Presently, global enterprises are in a race to broaden their AI use. The expansion is fuelling what may be seen as a subtle revitalization in a related sector: data center investment. These new AI-integrated solutions will be needing an increased level of processing capability, thereby making data centers more appealing for long-term investments to private equity and world infrastructure funds.

Just last week, the notable partnership between US investment powerhouse Blackstone and Digital Realty, a major player in data center operations worldwide, unveiled a new data center joint venture (JV) valued at $7 billion.

The collaboration, which is financed by funds associated with Blackstone that are led by Infrastructure, Real Estate and Tactical Opportunities, will lead to the establishment of four new hyperscale data center nodes across Frankfurt, Paris, and Northern Virginia. This deal will result in ten additional data centers, enhancing the total IT capacity in these regions by an impressive 500 megawatts.

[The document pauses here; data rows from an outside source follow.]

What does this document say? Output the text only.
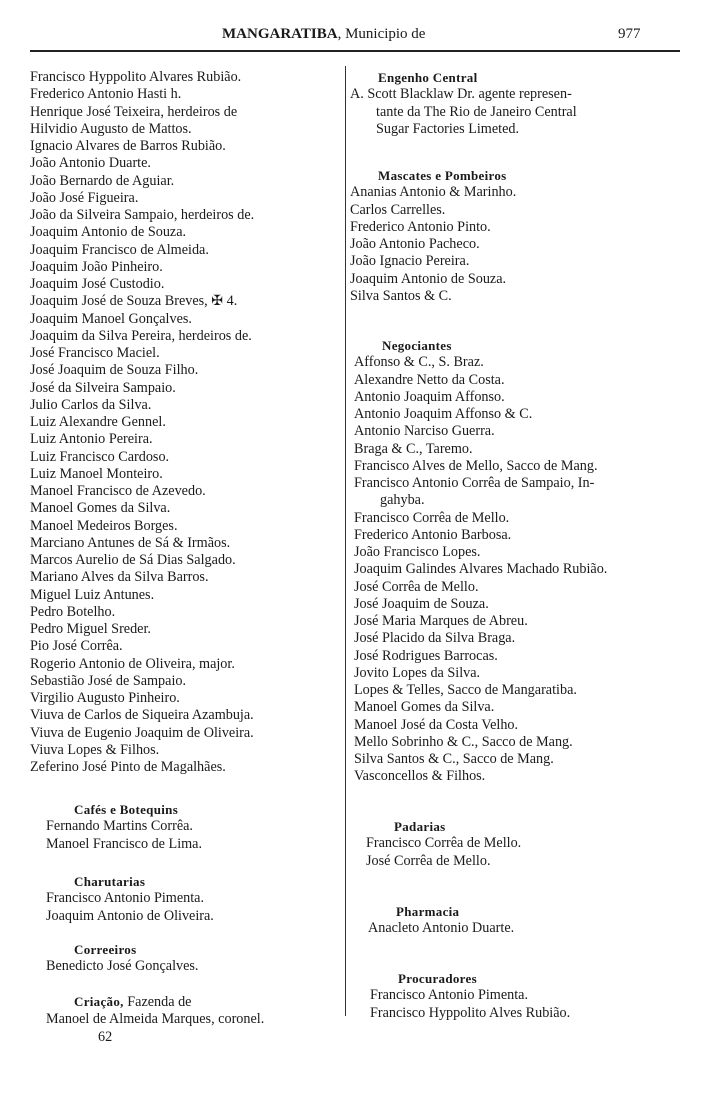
MANGARATIBA, Municipio de	977
Francisco Hyppolito Alvares Rubião.
Frederico Antonio Hasti h.
Henrique José Teixeira, herdeiros de
Hilvidio Augusto de Mattos.
Ignacio Alvares de Barros Rubião.
João Antonio Duarte.
João Bernardo de Aguiar.
João José Figueira.
João da Silveira Sampaio, herdeiros de.
Joaquim Antonio de Souza.
Joaquim Francisco de Almeida.
Joaquim João Pinheiro.
Joaquim José Custodio.
Joaquim José de Souza Breves, ✠ 4.
Joaquim Manoel Gonçalves.
Joaquim da Silva Pereira, herdeiros de.
José Francisco Maciel.
José Joaquim de Souza Filho.
José da Silveira Sampaio.
Julio Carlos da Silva.
Luiz Alexandre Gennel.
Luiz Antonio Pereira.
Luiz Francisco Cardoso.
Luiz Manoel Monteiro.
Manoel Francisco de Azevedo.
Manoel Gomes da Silva.
Manoel Medeiros Borges.
Marciano Antunes de Sá & Irmãos.
Marcos Aurelio de Sá Dias Salgado.
Mariano Alves da Silva Barros.
Miguel Luiz Antunes.
Pedro Botelho.
Pedro Miguel Sreder.
Pio José Corrêa.
Rogerio Antonio de Oliveira, major.
Sebastião José de Sampaio.
Virgilio Augusto Pinheiro.
Viuva de Carlos de Siqueira Azambuja.
Viuva de Eugenio Joaquim de Oliveira.
Viuva Lopes & Filhos.
Zeferino José Pinto de Magalhães.
Cafés e Botequins
Fernando Martins Corrêa.
Manoel Francisco de Lima.
Charutarias
Francisco Antonio Pimenta.
Joaquim Antonio de Oliveira.
Correeiros
Benedicto José Gonçalves.
Criação, Fazenda de
Manoel de Almeida Marques, coronel.
62
Engenho Central
A. Scott Blacklaw Dr. agente represen-
tante da The Rio de Janeiro Central
Sugar Factories Limeted.
Mascates e Pombeiros
Ananias Antonio & Marinho.
Carlos Carrelles.
Frederico Antonio Pinto.
João Antonio Pacheco.
João Ignacio Pereira.
Joaquim Antonio de Souza.
Silva Santos & C.
Negociantes
Affonso & C., S. Braz.
Alexandre Netto da Costa.
Antonio Joaquim Affonso.
Antonio Joaquim Affonso & C.
Antonio Narciso Guerra.
Braga & C., Taremo.
Francisco Alves de Mello, Sacco de Mang.
Francisco Antonio Corrêa de Sampaio, In-
gahyba.
Francisco Corrêa de Mello.
Frederico Antonio Barbosa.
João Francisco Lopes.
Joaquim Galindes Alvares Machado Rubião.
José Corrêa de Mello.
José Joaquim de Souza.
José Maria Marques de Abreu.
José Placido da Silva Braga.
José Rodrigues Barrocas.
Jovito Lopes da Silva.
Lopes & Telles, Sacco de Mangaratiba.
Manoel Gomes da Silva.
Manoel José da Costa Velho.
Mello Sobrinho & C., Sacco de Mang.
Silva Santos & C., Sacco de Mang.
Vasconcellos & Filhos.
Padarias
Francisco Corrêa de Mello.
José Corrêa de Mello.
Pharmacia
Anacleto Antonio Duarte.
Procuradores
Francisco Antonio Pimenta.
Francisco Hyppolito Alves Rubião.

46 megawatts of this capacity are currently under development, with the aim of the firms to have deployed 100 megawatts by 2025, with the complete capacity set to be in place by 2026.

According to Jon Gray, President & COO of Blackstone, “Data centers are experiencing once-in-a-generation demand growth, driven by cloud adoption and the AI revolution.” He added, “Digital infrastructure is one of our highest conviction investment themes as a firm, and this transaction with a trusted data center operator in Digital Realty is another example of how we are investing behind this trend.”

Blackstone, in the JV, is expected to hold 80% equity. This portion amounts to approximately $700 million of its starting capital contributions. The remaining stake of 20% is to be held by Digital Realty.

The approval of the deal is dependent on regulatory consent. Once they obtain the clearance, both partners anticipate the deal to be accomplished in two stages in the first half of the upcoming year.